I've thought and wrote frequently about the extent to which my personality and my true self affect my work with students. I really do believe in being a real person in front of them. I smile and laugh and have other moods. I temper my frustration and I show my disappointment. I don't wear a persona that I invented for my classroom, and I believe that's a really important part of my interactions and my effectiveness.
Modeling vulnerability allows students to follow our example. Yes.
3. THE COMMUNITY IS CRITICAL.
Thrive made me think about the relationships that impact my professional life. I thought about my go-to colleague who always has solid ideas and honest feedback. I thought about the many incredible educators whose work inspires me on Twitter and on their blogs. I thought about the conferences I get excited about and the organizations I am proud to be a part of.
It also made me think about my own role in these communities and the needs of the greater teaching community. I want to host more professional development workshops in the building to invite my colleagues to share ideas. I want their feedback on what I've tried, and I have so much to learn from them, too. I want to make a bigger and more transparent effort with those I consider my mentors. I want to connect more regularly on Twitter and keep sharing my thoughts and trials in this little space. The organizations and conferences I have available to me are immense resources, and not only have I barely tapped them, but I have certainly not been as much of a contributor as I would like. Thrive is challenging me to be a more conscious member of all of my communities and to recognize that the benefit is mutual.
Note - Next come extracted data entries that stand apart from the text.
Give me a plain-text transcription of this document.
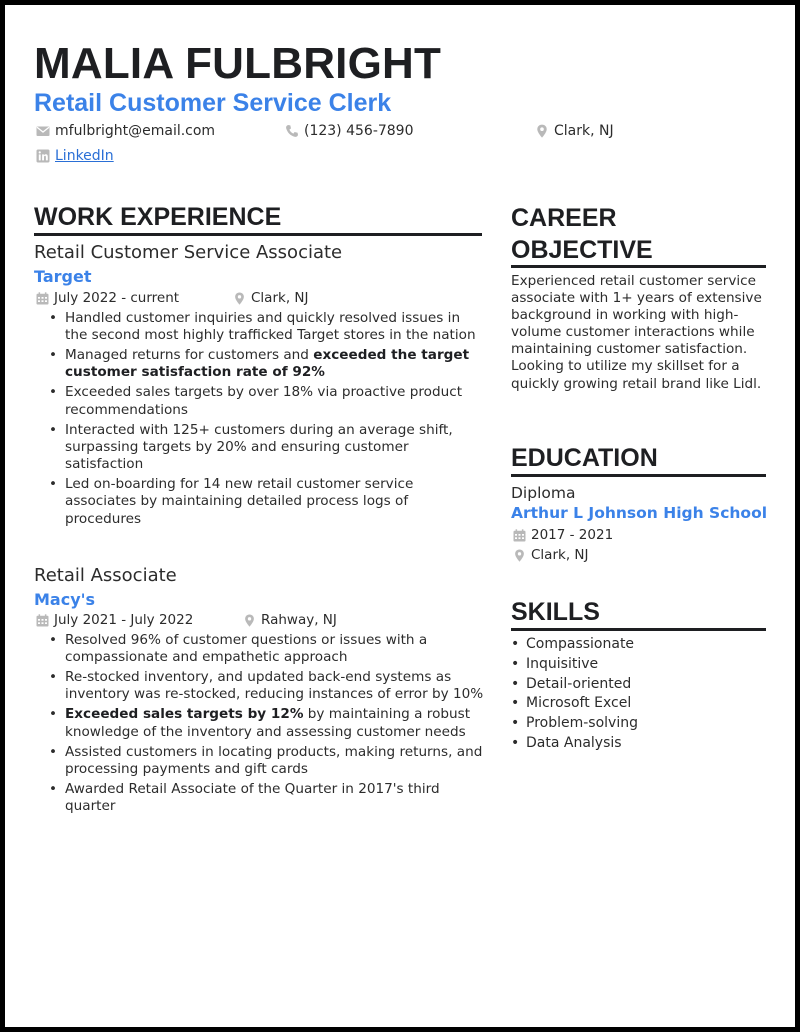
MALIA FULBRIGHT
Retail Customer Service Clerk
mfulbright@email.com	(123) 456-7890	Clark, NJ
LinkedIn
WORK EXPERIENCE
Retail Customer Service Associate
Target
July 2022 - current	Clark, NJ
• Handled customer inquiries and quickly resolved issues in the second most highly trafficked Target stores in the nation
• Managed returns for customers and exceeded the target customer satisfaction rate of 92%
• Exceeded sales targets by over 18% via proactive product recommendations
• Interacted with 125+ customers during an average shift, surpassing targets by 20% and ensuring customer satisfaction
• Led on-boarding for 14 new retail customer service associates by maintaining detailed process logs of procedures
Retail Associate
Macy's
July 2021 - July 2022	Rahway, NJ
• Resolved 96% of customer questions or issues with a compassionate and empathetic approach
• Re-stocked inventory, and updated back-end systems as inventory was re-stocked, reducing instances of error by 10%
• Exceeded sales targets by 12% by maintaining a robust knowledge of the inventory and assessing customer needs
• Assisted customers in locating products, making returns, and processing payments and gift cards
• Awarded Retail Associate of the Quarter in 2017's third quarter
CAREER
OBJECTIVE
Experienced retail customer service associate with 1+ years of extensive background in working with high-volume customer interactions while maintaining customer satisfaction. Looking to utilize my skillset for a quickly growing retail brand like Lidl.
EDUCATION
Diploma
Arthur L Johnson High School
2017 - 2021
Clark, NJ
SKILLS
• Compassionate
• Inquisitive
• Detail-oriented
• Microsoft Excel
• Problem-solving
• Data Analysis
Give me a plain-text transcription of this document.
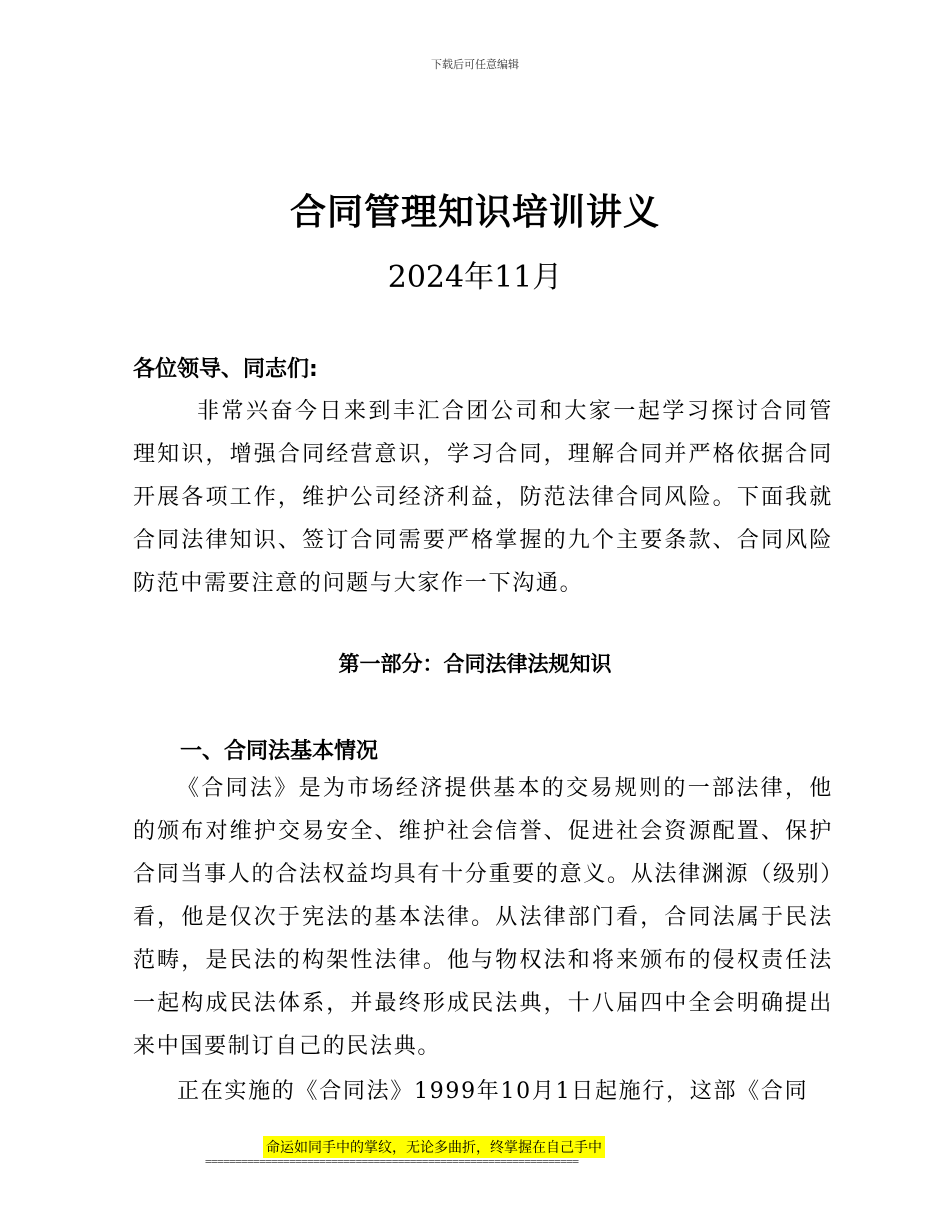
下载后可任意编辑
合同管理知识培训讲义
2024年11月
各位领导、同志们:

非常兴奋今日来到丰汇合团公司和大家一起学习探讨合同管理知识，增强合同经营意识，学习合同，理解合同并严格依据合同开展各项工作，维护公司经济利益，防范法律合同风险。下面我就合同法律知识、签订合同需要严格掌握的九个主要条款、合同风险防范中需要注意的问题与大家作一下沟通。

第一部分：合同法律法规知识
一、合同法基本情况

《合同法》是为市场经济提供基本的交易规则的一部法律，他的颁布对维护交易安全、维护社会信誉、促进社会资源配置、保护合同当事人的合法权益均具有十分重要的意义。从法律渊源（级别）看，他是仅次于宪法的基本法律。从法律部门看，合同法属于民法范畴，是民法的构架性法律。他与物权法和将来颁布的侵权责任法一起构成民法体系，并最终形成民法典，十八届四中全会明确提出来中国要制订自己的民法典。

正在实施的《合同法》1999年10月1日起施行，这部《合同

命运如同手中的掌纹，无论多曲折，终掌握在自己手中
==============================================================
Thrive really connected to my beliefs about teaching and the ways in which I find meaning and joy in the work. I was so excited when I finished it because I had filled a notebook with ideas for my classroom and curriculum, as well as a million thoughts about purpose and identity and big picture things. I would have appreciated it as a new teacher years ago, but I think I got even more out of it now.
Seriously, though. Read it. And next March. We'll revisit.